Prices were between $2.76 and $2.89 a gallon at multiple locations around Aberdeen, according to GasBuddy.com, and regular gas was $2.90 a gallon at the Maryland House Sunoco; diesel was $3.46 a gallon.

Going below $3 a gallon meant little to Steffen Protsch, a native of Germany who was traveling from Boston to Washington, D.C,. to visit family and the various attractions such as the Smithsonian museums.

Protsch said gas sells for about $9 a gallon in his native country.

"No matter what, it's cheaper," he said of American gas.

Protsch left Boston Tuesday and stayed overnight in the New York City area.

"So far, easy, but now the snow kicks in," he said of travel conditions.

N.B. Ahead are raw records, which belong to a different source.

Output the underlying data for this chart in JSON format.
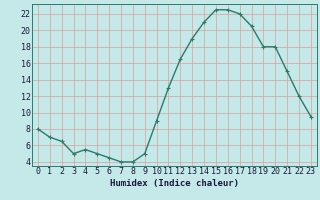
{
  "x": [
    0,
    1,
    2,
    3,
    4,
    5,
    6,
    7,
    8,
    9,
    10,
    11,
    12,
    13,
    14,
    15,
    16,
    17,
    18,
    19,
    20,
    21,
    22,
    23
  ],
  "y": [
    8,
    7,
    6.5,
    5,
    5.5,
    5,
    4.5,
    4,
    4,
    5,
    9,
    13,
    16.5,
    19,
    21,
    22.5,
    22.5,
    22,
    20.5,
    18,
    18,
    15,
    12,
    9.5
  ],
  "line_color": "#2d7a6a",
  "marker": "+",
  "marker_color": "#2d7a6a",
  "bg_color": "#c5e8e8",
  "grid_color": "#d8a0a0",
  "xlabel": "Humidex (Indice chaleur)",
  "xlim": [
    -0.5,
    23.5
  ],
  "ylim": [
    3.5,
    23.2
  ],
  "xticks": [
    0,
    1,
    2,
    3,
    4,
    5,
    6,
    7,
    8,
    9,
    10,
    11,
    12,
    13,
    14,
    15,
    16,
    17,
    18,
    19,
    20,
    21,
    22,
    23
  ],
  "yticks": [
    4,
    6,
    8,
    10,
    12,
    14,
    16,
    18,
    20,
    22
  ],
  "label_fontsize": 6.5,
  "tick_fontsize": 6,
  "linewidth": 1.0,
  "markersize": 3.5
}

Visibility on I-95 was low during the late morning, and northbound traffic was crawling near the Maryland House.

The travel plaza was closed during the 2013 Thanksgiving travel period, undergoing significant renovations. It reopened early this year.

Members of the Muah family, who were traveling to Philadelphia from Atlanta, took a respite from the cold and wet weather at the Maryland House food court. They chowed down on sandwiches and French fries from the Wendy's restaurant.

"It's been very wet, from [the Carolinas] all the way here," Paul Muah said.

He ate with his wife, Alma, and their children Eliana, 7, and Caleb, 10.

Alma Muah said the family usually travels to Philadelphia or New York for Thanksgiving, and the Maryland House is a regular stop.

Paul Muah said he had not noticed the changes, though.

"We usually just stop to get food, and that's pretty much it," he said.

His wife added: "The Christmas decorations are nice."

Bright red ribbons were on display around the facility.

Their son, Caleb, is familiar with the annual Thanksgiving drive.

"Sometimes when it rains, I just have to go to sleep," he said.

The Amtrak and MARC train station on East Bel Air Avenue in Aberdeen was also active Wednesday, as passenger trains along the Northeast Regional route between Virginia and Boston departed early in the morning and early evening.

Harford Transit buses were also frequent visitors to the downtown Aberdeen station, as train and Greyhound bus riders caught commuter buses to destinations in Harford County.

"It was very nice," Peggy Robinson, of Fayetteville, N.C., said of her Greyhound bus ride. "It was very lovely."

Robinson, who was visiting relatives in Edgewood, said she enjoyed being able to charge her cellular phone and use free wi-fi Internet service on the bus.

"The bus driver was very nice to us," she said.

Her fellow bus rider, Athan McDowell, 19, of Richmond, Va., was waiting to catch a Harford Transit bus to Riverside, where he would meet his girlfriend and her family.

McDowell lived in Aberdeen for about a year when the Army assigned his mother to Aberdeen Proving Ground, and he spent his eighth grade year at Aberdeen Middle School, where he met his girlfriend.

"It's still the same old Aberdeen," McDowell said. "I like it, still cold and rainy."